Já na CCJ, enquanto os integrantes da comissão - os deputados Domingos Brazão (PMDB), Paulo Melo (PMDB), Átila Nunes (DEM), Délio Leal (PMDB) e Luiz Paulo Corrêa da Rocha (PSDB) - concordavam com a avaliação da procuradoria, chegando a fazer elogios aos argumentos do procurador, o deputado Gilberto Palmares (PT) lembrou que havia outras interpretações para o caso. O deputado disse que o crime de lavagem de dinheiro era, sim, inafiançável. E, portanto, poderia ter sido usado pela Polícia Federal para fundamentar a prisão de Álvaro Lins. Lavagem de dinheiro é crime inafiançável, conforme a lei 9.613/98.

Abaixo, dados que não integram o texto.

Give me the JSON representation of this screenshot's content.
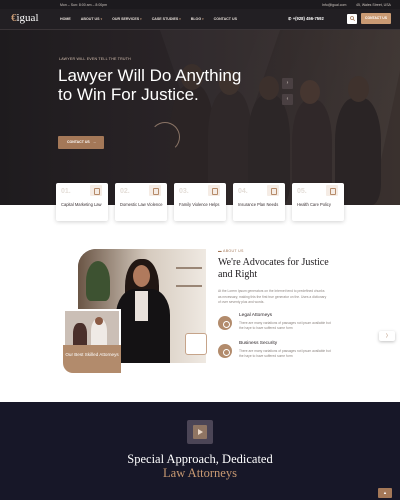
{
  "topbar": {
    "hours": "Mon – Sun: 8:00 am – 8:00pm",
    "email": "Info@igual.com",
    "address": "45, Wales Street, USA"
  },
  "header": {
    "logo_mark": "€",
    "logo_text": "igual",
    "nav": [
      {
        "label": "HOME",
        "has_dropdown": false
      },
      {
        "label": "ABOUT US",
        "has_dropdown": true
      },
      {
        "label": "OUR SERVICES",
        "has_dropdown": true
      },
      {
        "label": "CASE STUDIES",
        "has_dropdown": true
      },
      {
        "label": "BLOG",
        "has_dropdown": true
      },
      {
        "label": "CONTACT US",
        "has_dropdown": false
      }
    ],
    "phone": "+(928) 456-7592",
    "cta": "CONTACT US"
  },
  "hero": {
    "eyebrow": "LAWYER WILL EVEN TELL THE TRUTH",
    "title": "Lawyer Will Do Anything to Win For Justice.",
    "button": "CONTACT US",
    "button_arrow": "→",
    "prev_arrow": "›",
    "next_arrow": "‹"
  },
  "services": [
    {
      "num": "01.",
      "label": "Capital Marketing Law"
    },
    {
      "num": "02.",
      "label": "Domestic Law Violence"
    },
    {
      "num": "03.",
      "label": "Family Violence Helps"
    },
    {
      "num": "04.",
      "label": "Insurance Plan Needs"
    },
    {
      "num": "05.",
      "label": "Health Care Policy"
    }
  ],
  "about": {
    "eyebrow": "ABOUT US",
    "title": "We're Advocates for Justice and Right",
    "paragraph": "At the Lorem Ipsum generators on the Internet tend to predefined chunks as necessary, making this the first true generator on the. Uses a dictionary of over seventy plus and words.",
    "badge": "Our Best Skilled Attorneys",
    "features": [
      {
        "title": "Legal Attorneys",
        "desc": "There are many variations of passages not ipsum available but the haye to have suffered some form"
      },
      {
        "title": "Business Security",
        "desc": "There are many variations of passages not ipsum available but the haye to have suffered some form"
      }
    ],
    "side_tab_icon": "⟩"
  },
  "special": {
    "title_line1": "Special Approach, Dedicated",
    "title_line2": "Law Attorneys",
    "to_top": "▲"
  },
  "colors": {
    "accent": "#c99a73",
    "dark_header": "#221f23",
    "dark_section": "#171728"
  }
}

Com a observação de Palmares, os deputados ficaram confusos. Alguns recorreram à Constituição e ao Código Penal, e continuaram insistindo na tese de que a prisão fora arbitrária, mas naquele momento já não faziam menção ao parecer da Procuradoria.

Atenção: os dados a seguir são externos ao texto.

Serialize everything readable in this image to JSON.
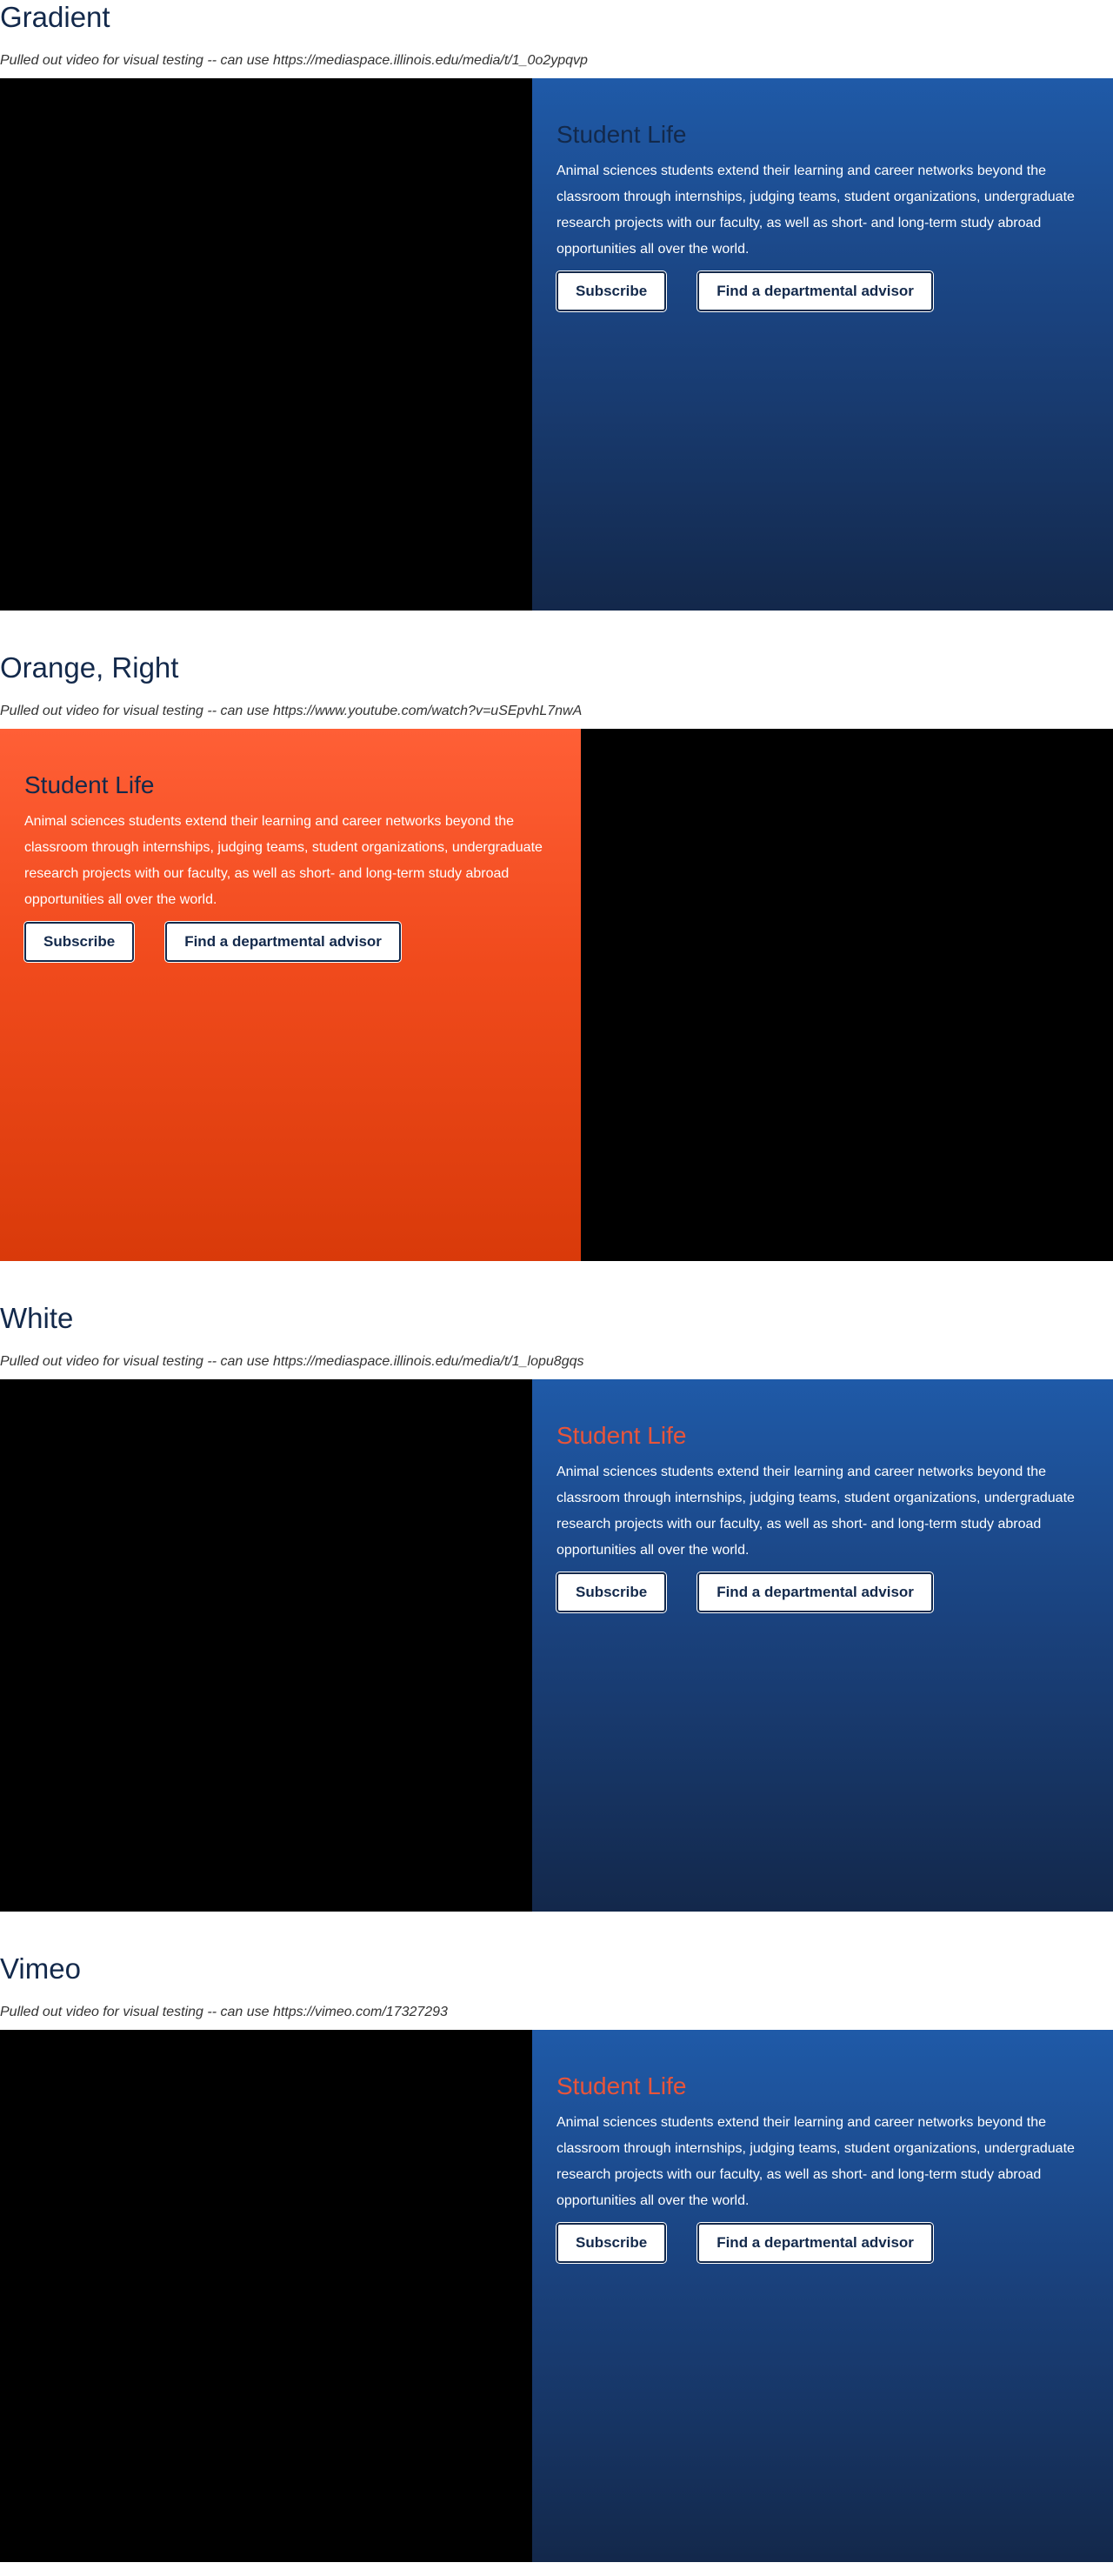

- Voto com minhas convicções, e não no parecer da Procuradoria - disse Paulo Melo, minutos antes de iniciar a votação do projeto de decreto legislativo.

Encerrada a discussão, a CCJ iniciou a votação do projeto de decreto legislativo determinando a revogação da prisão. Segundo o documento, a revogação foi necessária porque o deputado não oferece risco para o andamento do processo, tem endereço fixo e também porque "não existe nenhuma condenação ou antecedentes criminais" contra o deputado.

A discussão era importante porque a CCJ poderia também decidir não se manifestar sobre a prisão de Álvaro Lins, caso ficasse entendido que estava legalmente amparada.

- O parecer da Procuradoria levou em conta apenas a leitura da Constituição para defender que houve abuso de poder na prisão. Na minha avaliação, a Casa não poderia entrar em análise jurídica. A decisão na Casa é política. Quem tem que avaliar questões jurídicas é a Justiça, que com certeza levaria em conta a lei 9.613 - explicou o advogado Luiz Paulo Viveiros de Castro, que foi para Alerj auxiliar os deputados da bancada do PT.

Para o deputado Alessandro Molon (PT), a Alerj poderia ter evitado o desgaste de ter que votar a revogação da prisão.

- A Alerj não poderia entrar nesse tema. Era melhor ter deixado isso para o Judiciário, que é o lugar apropriado. Os advogados do deputado é que deveriam ter procurado a Justiça para libertar o parlamentar - afirmou.